Every couple harbours future aspirations and objectives, but Paul recognises this as confronting challenges much earlier than anticipated. "I see this as dealing with things 25 years before I thought I might have.
"We found out just before our 25th wedding anniversary. Instead of going for an Italian meal, we went to Calabria in Italy on holiday. We had a week there, and it was still very raw."
Television presenter Fiona Phillips, who published a new book, Remember When, last month, received an Alzheimer's disease diagnosis in 2022, aged 60. Her husband Martin Frizell has opened up about the challenges of being a carer, revealing earlier this year that his wife requires "a lot of help," with his responsibilities including bathing Fiona, cleaning her teeth, getting her dressed and fundamentally "making her feel as safe as possible".
As another spouse in a caring capacity, Paul identifies with Martin's circumstances. "I resonate with Martin a lot. Everything they're going through is the same as me - we're living a similar life." Operating in survival mode nowadays, Paul takes each day as it comes. "Just keep pressing repeat on the things that make you smile in life.

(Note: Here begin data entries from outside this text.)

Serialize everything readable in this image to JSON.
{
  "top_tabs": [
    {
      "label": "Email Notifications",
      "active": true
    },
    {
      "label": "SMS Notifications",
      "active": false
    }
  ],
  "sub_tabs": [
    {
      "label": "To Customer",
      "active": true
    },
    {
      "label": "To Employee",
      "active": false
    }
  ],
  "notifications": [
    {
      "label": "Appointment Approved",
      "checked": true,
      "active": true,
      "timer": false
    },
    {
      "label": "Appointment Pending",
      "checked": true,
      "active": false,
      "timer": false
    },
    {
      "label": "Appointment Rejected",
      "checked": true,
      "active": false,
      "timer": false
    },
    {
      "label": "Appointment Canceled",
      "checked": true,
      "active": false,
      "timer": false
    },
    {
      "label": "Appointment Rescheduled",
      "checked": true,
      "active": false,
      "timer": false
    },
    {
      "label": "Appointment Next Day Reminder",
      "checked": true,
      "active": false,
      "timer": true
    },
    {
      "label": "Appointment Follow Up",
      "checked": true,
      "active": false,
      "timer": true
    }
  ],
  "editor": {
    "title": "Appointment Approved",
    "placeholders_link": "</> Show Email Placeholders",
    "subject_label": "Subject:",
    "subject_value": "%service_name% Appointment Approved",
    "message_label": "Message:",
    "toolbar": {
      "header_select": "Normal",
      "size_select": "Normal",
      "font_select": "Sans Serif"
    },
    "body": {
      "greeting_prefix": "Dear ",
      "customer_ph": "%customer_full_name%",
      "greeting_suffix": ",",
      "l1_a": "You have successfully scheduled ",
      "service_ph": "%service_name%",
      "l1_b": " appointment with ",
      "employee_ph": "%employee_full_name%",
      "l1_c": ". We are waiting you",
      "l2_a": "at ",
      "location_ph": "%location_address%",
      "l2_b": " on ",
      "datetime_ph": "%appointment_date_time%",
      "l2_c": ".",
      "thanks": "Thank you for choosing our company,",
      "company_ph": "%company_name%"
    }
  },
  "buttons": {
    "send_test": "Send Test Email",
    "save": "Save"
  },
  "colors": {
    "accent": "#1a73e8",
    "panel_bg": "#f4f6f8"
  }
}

"Because you don't know when life's going to catch you out. You've got to wake up and you've got to reset and you've got to put a smile on your face each day. You can't drown in self-pity.
"You can't just concentrate on the negative aspects of life. You'll just go under." It's been a heartfelt conversation and one Paul has conducted with dignity, courage and respect, but when everything is considered, there's no altering how the future will unfold.
"I miss her, and this is going to get harder. It's like watching someone fade away in front of you. This isn't a normal part of the ageing process. She's now someone I used to know."
Alzheimer's Society is there for anyone affected by dementia, through its website alzheimers.org.uk and its Dementia Support Line on 0333 150 3456.